Future Work - accandme/openplum GitHub Wiki

We do not consider the work to be finished. Besides fixing the limitations mentioned in the Limitations section, there are quite a few things that can be added or optimized in our system. We list the major ones below.

Extending the Query Graph

The query graphs that we build currently are basic. They do not encode any information about the query other than the equijoin conditions. While such conditions are definitely used the most in everyday database querying, there are other conditions that are also used frequently that we currently do not take into account.

The simplest of such conditions are unary (i.e. pertaining to only one relation) qualifier conditions in the WHERE clause. They can be used to limit enormously the amount of data we ship around, and are not that hard to add to our current system. We were envisioning attaching them to our graph vertices, such that the GraphProcessor algorithm can take advantage of them.

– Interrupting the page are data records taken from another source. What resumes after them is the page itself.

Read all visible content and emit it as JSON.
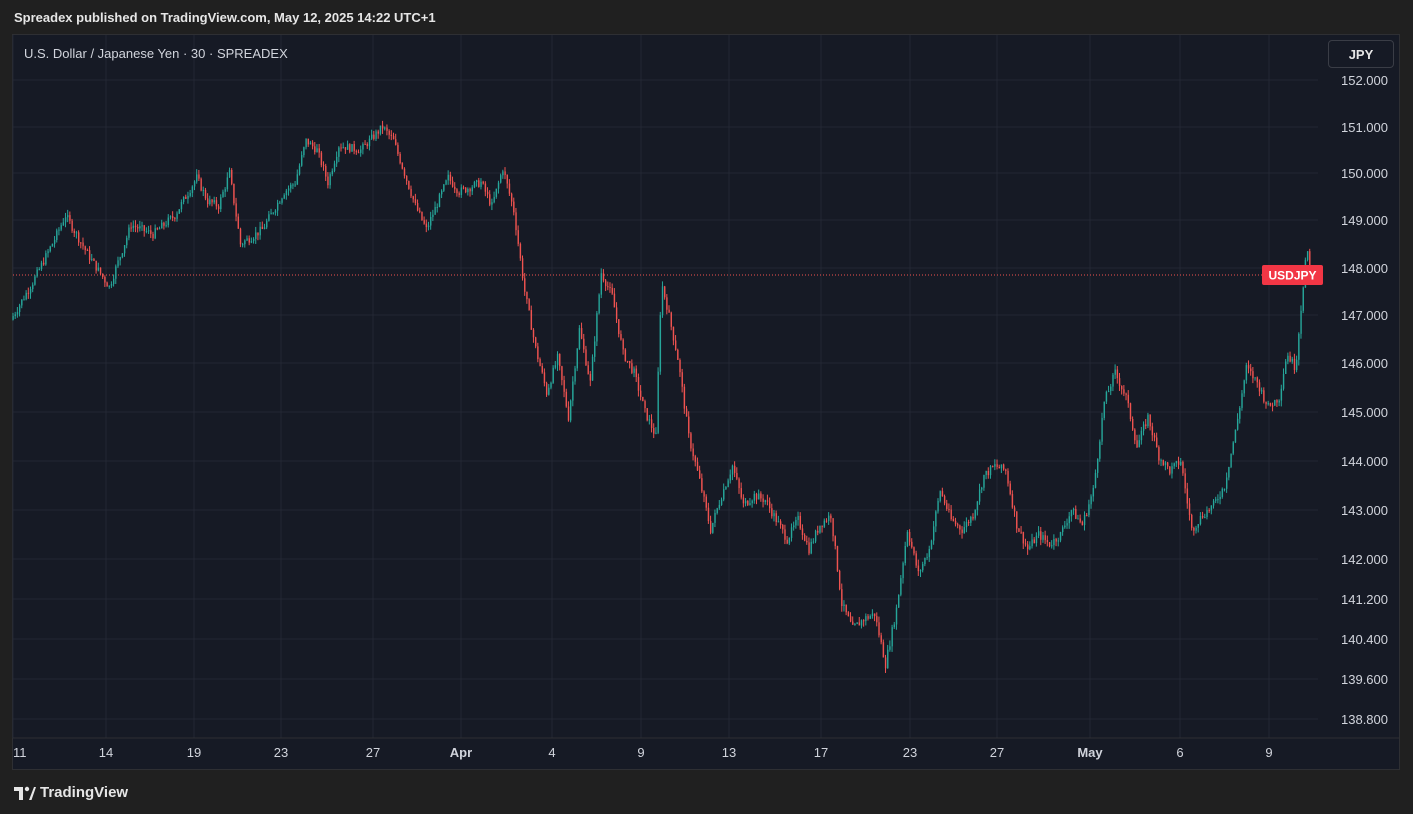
{
  "header": {
    "published_text": "Spreadex published on TradingView.com, May 12, 2025 14:22 UTC+1"
  },
  "chart_header": {
    "symbol_title": "U.S. Dollar / Japanese Yen · 30 · SPREADEX",
    "currency_button": "JPY"
  },
  "footer": {
    "brand": "TradingView"
  },
  "colors": {
    "up": "#26a69a",
    "down": "#ef5350",
    "tag": "#f23645",
    "grid": "#232733",
    "background": "#161a25"
  },
  "chart_data": {
    "type": "candlestick",
    "title": "U.S. Dollar / Japanese Yen · 30 · SPREADEX",
    "series_name": "USDJPY",
    "last_price": 147.85,
    "last_price_label": "USDJPY",
    "y_ticks": [
      {
        "value": 152.0,
        "label": "152.000"
      },
      {
        "value": 151.0,
        "label": "151.000"
      },
      {
        "value": 150.0,
        "label": "150.000"
      },
      {
        "value": 149.0,
        "label": "149.000"
      },
      {
        "value": 148.0,
        "label": "148.000"
      },
      {
        "value": 147.0,
        "label": "147.000"
      },
      {
        "value": 146.0,
        "label": "146.000"
      },
      {
        "value": 145.0,
        "label": "145.000"
      },
      {
        "value": 144.0,
        "label": "144.000"
      },
      {
        "value": 143.0,
        "label": "143.000"
      },
      {
        "value": 142.0,
        "label": "142.000"
      },
      {
        "value": 141.2,
        "label": "141.200"
      },
      {
        "value": 140.4,
        "label": "140.400"
      },
      {
        "value": 139.6,
        "label": "139.600"
      },
      {
        "value": 138.8,
        "label": "138.800"
      }
    ],
    "x_ticks": [
      {
        "label": "11",
        "bold": false
      },
      {
        "label": "14",
        "bold": false
      },
      {
        "label": "19",
        "bold": false
      },
      {
        "label": "23",
        "bold": false
      },
      {
        "label": "27",
        "bold": false
      },
      {
        "label": "Apr",
        "bold": true
      },
      {
        "label": "4",
        "bold": false
      },
      {
        "label": "9",
        "bold": false
      },
      {
        "label": "13",
        "bold": false
      },
      {
        "label": "17",
        "bold": false
      },
      {
        "label": "23",
        "bold": false
      },
      {
        "label": "27",
        "bold": false
      },
      {
        "label": "May",
        "bold": true
      },
      {
        "label": "6",
        "bold": false
      },
      {
        "label": "9",
        "bold": false
      }
    ],
    "price_path": [
      [
        0,
        146.9
      ],
      [
        2,
        147.7
      ],
      [
        4,
        148.6
      ],
      [
        5,
        149.1
      ],
      [
        7,
        148.3
      ],
      [
        9,
        147.6
      ],
      [
        11,
        148.9
      ],
      [
        13,
        148.7
      ],
      [
        15,
        149.1
      ],
      [
        17,
        149.9
      ],
      [
        18,
        149.4
      ],
      [
        19,
        149.3
      ],
      [
        20,
        150.0
      ],
      [
        21,
        148.5
      ],
      [
        23,
        148.8
      ],
      [
        24,
        149.2
      ],
      [
        25,
        149.6
      ],
      [
        26,
        149.8
      ],
      [
        27,
        150.7
      ],
      [
        28,
        150.5
      ],
      [
        29,
        149.8
      ],
      [
        30,
        150.6
      ],
      [
        32,
        150.5
      ],
      [
        34,
        151.0
      ],
      [
        35,
        150.7
      ],
      [
        37,
        149.3
      ],
      [
        38,
        148.8
      ],
      [
        40,
        149.9
      ],
      [
        41,
        149.6
      ],
      [
        43,
        149.8
      ],
      [
        44,
        149.3
      ],
      [
        45,
        150.1
      ],
      [
        46,
        149.2
      ],
      [
        47,
        147.5
      ],
      [
        48,
        146.3
      ],
      [
        49,
        145.4
      ],
      [
        50,
        146.1
      ],
      [
        51,
        144.9
      ],
      [
        52,
        146.7
      ],
      [
        53,
        145.6
      ],
      [
        54,
        147.9
      ],
      [
        55,
        147.4
      ],
      [
        56,
        146.2
      ],
      [
        57,
        145.8
      ],
      [
        58,
        145.0
      ],
      [
        59,
        144.5
      ],
      [
        59.5,
        147.7
      ],
      [
        60,
        147.2
      ],
      [
        61,
        146.1
      ],
      [
        62,
        144.5
      ],
      [
        63,
        143.6
      ],
      [
        64,
        142.6
      ],
      [
        65,
        143.3
      ],
      [
        66,
        143.9
      ],
      [
        67,
        143.1
      ],
      [
        68,
        143.3
      ],
      [
        69,
        143.2
      ],
      [
        70,
        142.8
      ],
      [
        71,
        142.4
      ],
      [
        72,
        142.8
      ],
      [
        73,
        142.2
      ],
      [
        74,
        142.7
      ],
      [
        75,
        142.9
      ],
      [
        76,
        141.1
      ],
      [
        77,
        140.6
      ],
      [
        78,
        140.8
      ],
      [
        79,
        140.9
      ],
      [
        80,
        139.9
      ],
      [
        81,
        141.0
      ],
      [
        82,
        142.6
      ],
      [
        83,
        141.7
      ],
      [
        84,
        142.2
      ],
      [
        85,
        143.4
      ],
      [
        86,
        142.8
      ],
      [
        87,
        142.6
      ],
      [
        88,
        142.9
      ],
      [
        89,
        143.7
      ],
      [
        90,
        143.9
      ],
      [
        91,
        143.8
      ],
      [
        92,
        142.7
      ],
      [
        93,
        142.2
      ],
      [
        94,
        142.5
      ],
      [
        95,
        142.3
      ],
      [
        96,
        142.5
      ],
      [
        97,
        143.0
      ],
      [
        98,
        142.7
      ],
      [
        99,
        143.4
      ],
      [
        100,
        145.2
      ],
      [
        101,
        145.8
      ],
      [
        102,
        145.3
      ],
      [
        103,
        144.3
      ],
      [
        104,
        144.9
      ],
      [
        105,
        144.1
      ],
      [
        106,
        143.8
      ],
      [
        107,
        144.0
      ],
      [
        108,
        142.6
      ],
      [
        109,
        142.9
      ],
      [
        110,
        143.1
      ],
      [
        111,
        143.5
      ],
      [
        112,
        144.6
      ],
      [
        113,
        145.9
      ],
      [
        114,
        145.6
      ],
      [
        115,
        145.1
      ],
      [
        116,
        145.3
      ],
      [
        116.7,
        146.2
      ],
      [
        117.5,
        145.9
      ],
      [
        118.5,
        148.4
      ],
      [
        118.9,
        147.85
      ]
    ]
  }
}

Moreover, there are of course all of the relation joins that are not equijoins. These, however, would be more challenging to handle.

Integration with MADlib

Our existing system provides a clean way to execute aggregate functions on the database. All that needs to be done is that the non-distributed variants of these functions need to be split into two each, the intermediate and the final flavors, as mentioned above. MADlib provides a plethora of aggregate functions and includes all the means to provide the two flavors (i.e. the merge function that can merge two different states of an aggregate into one state, which is used as the state transition function for the final version of the aggregate function). For this reason, we believe our current system can be easily extended to support MADlib.

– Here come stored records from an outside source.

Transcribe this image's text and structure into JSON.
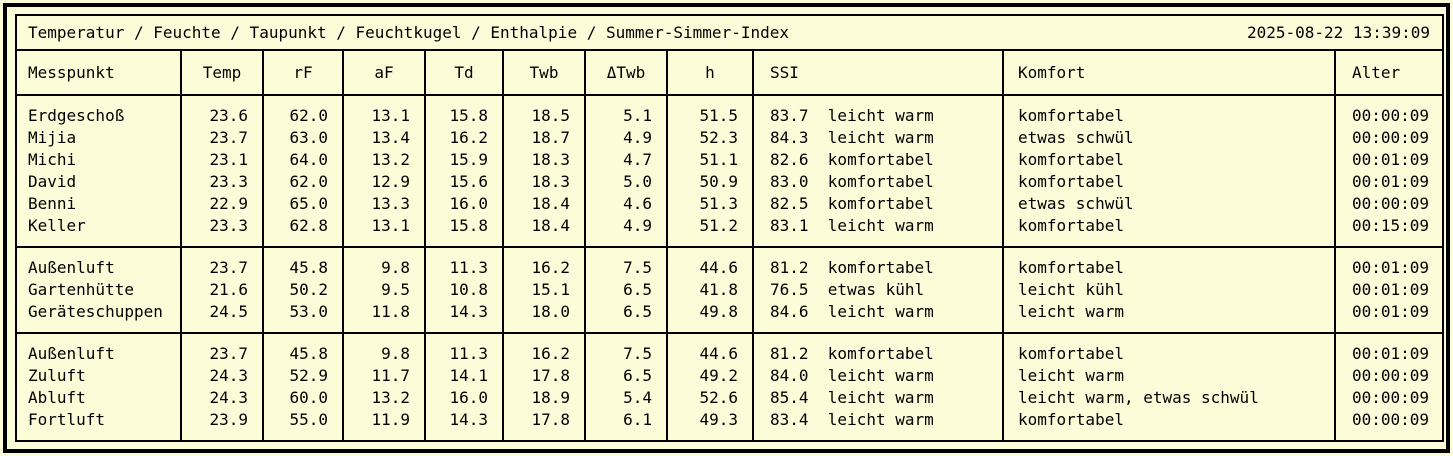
{
  "window": {
    "title": "Temperatur / Feuchte / Taupunkt / Feuchtkugel / Enthalpie / Summer-Simmer-Index",
    "timestamp": "2025-08-22 13:39:09"
  },
  "colors": {
    "background": "#FCFCD9",
    "border": "#000000",
    "text": "#000000"
  },
  "table": {
    "headers": [
      "Messpunkt",
      "Temp",
      "rF",
      "aF",
      "Td",
      "Twb",
      "ΔTwb",
      "h",
      "SSI",
      "Komfort",
      "Alter"
    ],
    "blocks": [
      {
        "rows": [
          {
            "name": "Erdgeschoß",
            "temp": "23.6",
            "rf": "62.0",
            "af": "13.1",
            "td": "15.8",
            "twb": "18.5",
            "dtwb": "5.1",
            "h": "51.5",
            "ssi_value": "83.7",
            "ssi_label": "leicht warm",
            "komfort": "komfortabel",
            "alter": "00:00:09"
          },
          {
            "name": "Mijia",
            "temp": "23.7",
            "rf": "63.0",
            "af": "13.4",
            "td": "16.2",
            "twb": "18.7",
            "dtwb": "4.9",
            "h": "52.3",
            "ssi_value": "84.3",
            "ssi_label": "leicht warm",
            "komfort": "etwas schwül",
            "alter": "00:00:09"
          },
          {
            "name": "Michi",
            "temp": "23.1",
            "rf": "64.0",
            "af": "13.2",
            "td": "15.9",
            "twb": "18.3",
            "dtwb": "4.7",
            "h": "51.1",
            "ssi_value": "82.6",
            "ssi_label": "komfortabel",
            "komfort": "komfortabel",
            "alter": "00:01:09"
          },
          {
            "name": "David",
            "temp": "23.3",
            "rf": "62.0",
            "af": "12.9",
            "td": "15.6",
            "twb": "18.3",
            "dtwb": "5.0",
            "h": "50.9",
            "ssi_value": "83.0",
            "ssi_label": "komfortabel",
            "komfort": "komfortabel",
            "alter": "00:01:09"
          },
          {
            "name": "Benni",
            "temp": "22.9",
            "rf": "65.0",
            "af": "13.3",
            "td": "16.0",
            "twb": "18.4",
            "dtwb": "4.6",
            "h": "51.3",
            "ssi_value": "82.5",
            "ssi_label": "komfortabel",
            "komfort": "etwas schwül",
            "alter": "00:00:09"
          },
          {
            "name": "Keller",
            "temp": "23.3",
            "rf": "62.8",
            "af": "13.1",
            "td": "15.8",
            "twb": "18.4",
            "dtwb": "4.9",
            "h": "51.2",
            "ssi_value": "83.1",
            "ssi_label": "leicht warm",
            "komfort": "komfortabel",
            "alter": "00:15:09"
          }
        ]
      },
      {
        "rows": [
          {
            "name": "Außenluft",
            "temp": "23.7",
            "rf": "45.8",
            "af": "9.8",
            "td": "11.3",
            "twb": "16.2",
            "dtwb": "7.5",
            "h": "44.6",
            "ssi_value": "81.2",
            "ssi_label": "komfortabel",
            "komfort": "komfortabel",
            "alter": "00:01:09"
          },
          {
            "name": "Gartenhütte",
            "temp": "21.6",
            "rf": "50.2",
            "af": "9.5",
            "td": "10.8",
            "twb": "15.1",
            "dtwb": "6.5",
            "h": "41.8",
            "ssi_value": "76.5",
            "ssi_label": "etwas kühl",
            "komfort": "leicht kühl",
            "alter": "00:01:09"
          },
          {
            "name": "Geräteschuppen",
            "temp": "24.5",
            "rf": "53.0",
            "af": "11.8",
            "td": "14.3",
            "twb": "18.0",
            "dtwb": "6.5",
            "h": "49.8",
            "ssi_value": "84.6",
            "ssi_label": "leicht warm",
            "komfort": "leicht warm",
            "alter": "00:01:09"
          }
        ]
      },
      {
        "rows": [
          {
            "name": "Außenluft",
            "temp": "23.7",
            "rf": "45.8",
            "af": "9.8",
            "td": "11.3",
            "twb": "16.2",
            "dtwb": "7.5",
            "h": "44.6",
            "ssi_value": "81.2",
            "ssi_label": "komfortabel",
            "komfort": "komfortabel",
            "alter": "00:01:09"
          },
          {
            "name": "Zuluft",
            "temp": "24.3",
            "rf": "52.9",
            "af": "11.7",
            "td": "14.1",
            "twb": "17.8",
            "dtwb": "6.5",
            "h": "49.2",
            "ssi_value": "84.0",
            "ssi_label": "leicht warm",
            "komfort": "leicht warm",
            "alter": "00:00:09"
          },
          {
            "name": "Abluft",
            "temp": "24.3",
            "rf": "60.0",
            "af": "13.2",
            "td": "16.0",
            "twb": "18.9",
            "dtwb": "5.4",
            "h": "52.6",
            "ssi_value": "85.4",
            "ssi_label": "leicht warm",
            "komfort": "leicht warm, etwas schwül",
            "alter": "00:00:09"
          },
          {
            "name": "Fortluft",
            "temp": "23.9",
            "rf": "55.0",
            "af": "11.9",
            "td": "14.3",
            "twb": "17.8",
            "dtwb": "6.1",
            "h": "49.3",
            "ssi_value": "83.4",
            "ssi_label": "leicht warm",
            "komfort": "komfortabel",
            "alter": "00:00:09"
          }
        ]
      }
    ]
  }
}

Integration with PostgreSQL

Many limitations of our system stem from the fact that it operates the master node remotely. This also results in below-optimal performance. An excellent continuation of this project would be to port it to C and integrate it into PostgreSQL, namely the master node. This is advantageous for many reasons, some of the most important of which are listed below:

  • the master node will gain access to the catalog of the database, and will be able to make more efficient decisions about graph processing;
  • the system will be able to make use of built-in parser of PostgreSQL;
  • the system will be “closer to the data” and most likely closer to the worker nodes as well;
  • clients currently using a simple non-distributed version of PostgreSQL will be able to seamlessly move to our distributed version of the system.